Pamiętajmy zatem, że zarząd Jerzego J. Jóźkowiaka wypowiedział poprzedni układ, podając jako powód wypowiedzenia niepodpisanie przez kilku sygnatariuszy zuzp protokołu dodatkowego do zuzp, dotyczącego wynagrodzeń prowizyjnych dla grupy kilkuset osób. Przypomnę, że ten protokół dodatkowy podpisały organizacje reprezentatywne.
Wróćmy teraz do ewentualnego niepodpisania wynegocjowanego zuzp. Otóż, gdyby organizacje reprezentatywne i grupa bodaj dwudziestu czterech związków, zamiast najpierw w pocie czoła negocjować z najemnikami ówczesnego zarządu PP, a potem podpisać zuzp, zdecydowałyby się podjąć równie beztroską decyzję, co "lepsi" obrońcy praw pracowniczych, to w PP obowiązywałby obecnie regulamin wynagradzania, ustalony pod auspicjami Platformy Obywatelskiej. Dobre pojecie o charakterze tego regulaminu daje wyjściowy projekt zuzp, przedstawiony w 2014 roku przez pracodawcę. O tej prawdzie nie można zapominać. Taki regulamin nie odbiegałby od zapisów kodeksu pracy, zatem wszystkie uprawnienia dodatkowe, zapisane obecnie w zuzp, byłyby dzisiaj wspomnieniem, z tych oczywistych wymienię premię roczną, odprawy emerytalne i rentowe, dodatek stażowy, czy nagrody jubileuszowe.

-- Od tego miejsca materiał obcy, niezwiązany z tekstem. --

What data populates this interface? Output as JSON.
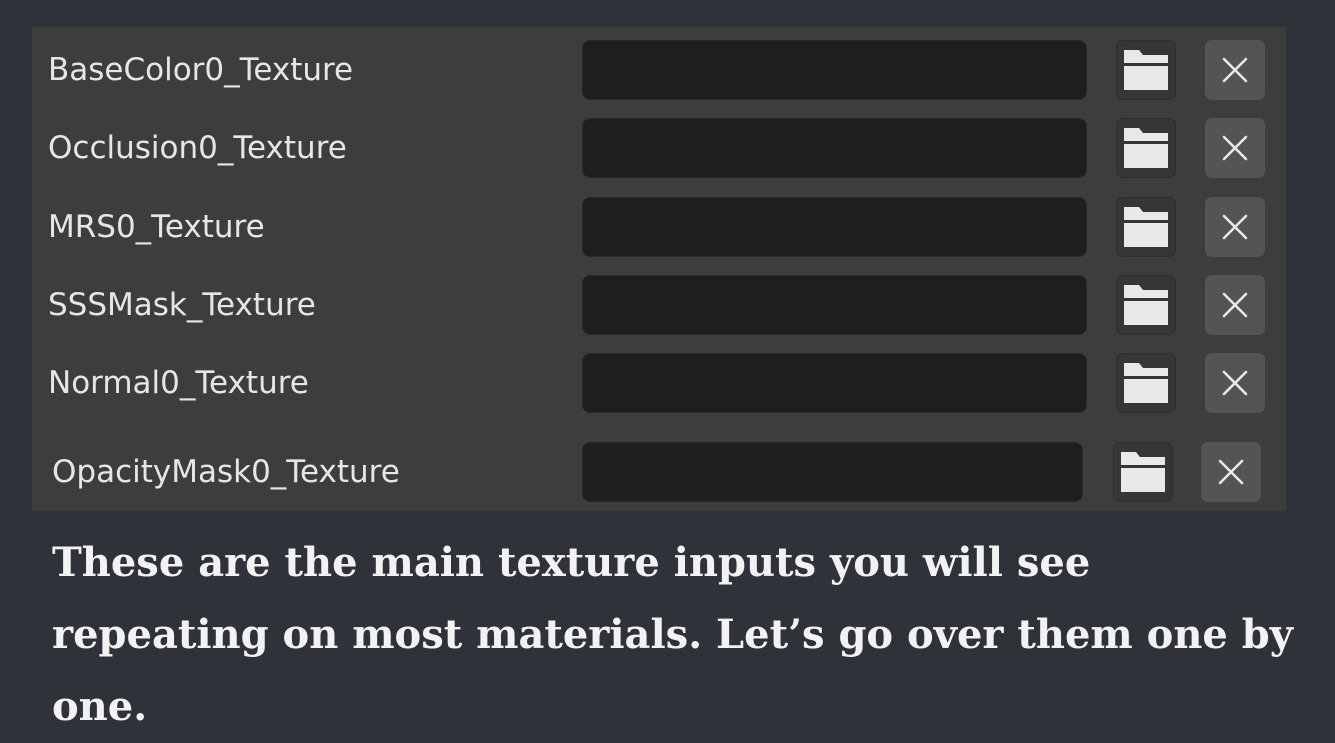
{
  "texture_panel": {
    "rows": [
      {
        "label": "BaseColor0_Texture",
        "value": ""
      },
      {
        "label": "Occlusion0_Texture",
        "value": ""
      },
      {
        "label": "MRS0_Texture",
        "value": ""
      },
      {
        "label": "SSSMask_Texture",
        "value": ""
      },
      {
        "label": "Normal0_Texture",
        "value": ""
      },
      {
        "label": "OpacityMask0_Texture",
        "value": ""
      }
    ],
    "browse_icon": "folder-icon",
    "clear_icon": "close-icon"
  },
  "caption": {
    "text": "These are the main texture inputs you will see repeating on most materials. Let’s go over them one by one."
  },
  "colors": {
    "background": "#30323a",
    "panel": "#3d3d3d",
    "field": "#1e1e1e",
    "clear_button": "#545454",
    "folder_icon": "#e8e8e8"
  }
}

Wydaje się, że dodatkową wartością prac nad pierwszym i drugim zuzp, stało się odnowienie współpracy międzyzwiązkowej w reakcji na pokazanie antypracowniczej twarzy pracodawcy.

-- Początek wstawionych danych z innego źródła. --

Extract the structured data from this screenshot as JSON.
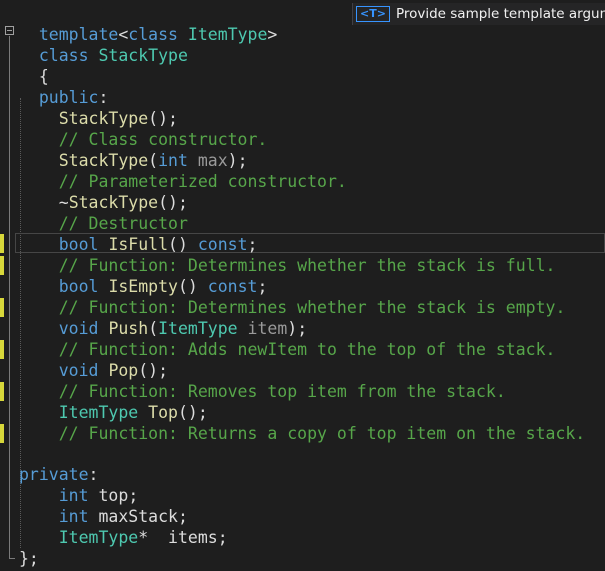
{
  "template_hint": {
    "badge": "<T>",
    "text": "Provide sample template argum"
  },
  "code": {
    "line1": {
      "template": "template",
      "lt": "<",
      "class": "class",
      "itemtype": "ItemType",
      "gt": ">"
    },
    "line2": {
      "class": "class",
      "name": "StackType"
    },
    "line3": "{",
    "line4": {
      "public": "public",
      "colon": ":"
    },
    "line6": {
      "ctor": "StackType",
      "rest": "();"
    },
    "line7": "// Class constructor.",
    "line8": {
      "ctor": "StackType",
      "open": "(",
      "int": "int",
      "sp": " ",
      "max": "max",
      "rest": ");"
    },
    "line9": "// Parameterized constructor.",
    "line10": {
      "tilde": "~",
      "dtor": "StackType",
      "rest": "();"
    },
    "line11": "// Destructor",
    "line12": {
      "bool": "bool",
      "sp": " ",
      "fn": "IsFull",
      "paren": "() ",
      "const": "const",
      "semi": ";"
    },
    "line13": "// Function: Determines whether the stack is full.",
    "line14": {
      "bool": "bool",
      "sp": " ",
      "fn": "IsEmpty",
      "paren": "() ",
      "const": "const",
      "semi": ";"
    },
    "line15": "// Function: Determines whether the stack is empty.",
    "line16": {
      "void": "void",
      "sp": " ",
      "fn": "Push",
      "open": "(",
      "type": "ItemType",
      "sp2": " ",
      "param": "item",
      "rest": ");"
    },
    "line17": "// Function: Adds newItem to the top of the stack.",
    "line18": {
      "void": "void",
      "sp": " ",
      "fn": "Pop",
      "rest": "();"
    },
    "line19": "// Function: Removes top item from the stack.",
    "line20": {
      "type": "ItemType",
      "sp": " ",
      "fn": "Top",
      "rest": "();"
    },
    "line21": "// Function: Returns a copy of top item on the stack.",
    "line23": {
      "private": "private",
      "colon": ":"
    },
    "line24": {
      "int": "int",
      "sp": " ",
      "name": "top",
      "semi": ";"
    },
    "line25": {
      "int": "int",
      "sp": " ",
      "name": "maxStack",
      "semi": ";"
    },
    "line26": {
      "type": "ItemType",
      "star": "*",
      "sp": "  ",
      "name": "items",
      "semi": ";"
    },
    "line27": "};"
  },
  "colors": {
    "background": "#1e1e1e",
    "keyword": "#569cd6",
    "type": "#4ec9b0",
    "function": "#dcdcaa",
    "parameter": "#9a9a9a",
    "comment": "#57a64a",
    "plain": "#dcdcdc",
    "change_marker": "#d7d73a"
  }
}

W 2008 roku zbudowaliśmy wspólną reprezentację zz w trakcie sporu o podwyżkę płac. Niestety doszło wtedy do złamania jednolitej postawy pracowników, nie bawiąc się w eufemizmy, to była zdrada, gdy część uczestników wrzz podpisała porozumienie, zostawiając kolegów na lodzie. Jeszcze istotniejszą w tamtym roku, bo strategiczną dla PP konsekwencją tej zdrady było (już swobodne, ponieważ pocztowcy pokazali wcześniej słabość), uchwalenie przez koalicję PO-PSL przyczyny obecnego zła, ustawy o komercjalizacji Poczty Polskiej. Po stworzeniu z Poczty Polskiej "Spółki" w trakcie rządów PO kolejne zarządy naszej Firmy z jednej strony szukały rezerw na pracownikach, z drugiej, popełniały poważne błędy strategiczne (ze spektakularnych wspomnę, że ostatni dopuścił do zadania nam poważnego ciosu, jakim było odebranie Poczcie obsługi wymiaru sprawiedliwości).
Mimo dwukrotnego antypracowniczego podejścia pracodawcy do zuzp ( w 2010 i 2014 r.) udało się sporo ocalić. Trzeba wszystkim przypomnieć, że nasz spór zbiorowy w którym nadal jesteśmy, pomógł po drodze w ucywilizowaniu wyjściowego projektu zuzp do ludzkiej postaci, o czym pisałem na naszej stronie równo przed rokiem. W trakcie tych negocjacji, jak wspomniałem wyżej, niektóre ze związków nawiązały, chcąc nie chcąc, współpracę pro publico bono.
Zarządy wprowadzane do Poczty Polskiej przez koalicję PO-PSL, zgodnie z mentalnością swoich protektorów rozumiały tylko argument siły. "Solidarność" przetrwała 2008 rok i cały czas systematycznie się wzmacnia. Jednak ulgę przynosi nam sytuacja, gdy pracodawca zaczyna przyjmować siłę argumentów i możemy normalnie rozmawiać. Uważamy, że z nową władzą będzie szansa wprowadzenia sensownych zasad premiowania, a także pojawi się możliwość poprawiania zapisów zuzp.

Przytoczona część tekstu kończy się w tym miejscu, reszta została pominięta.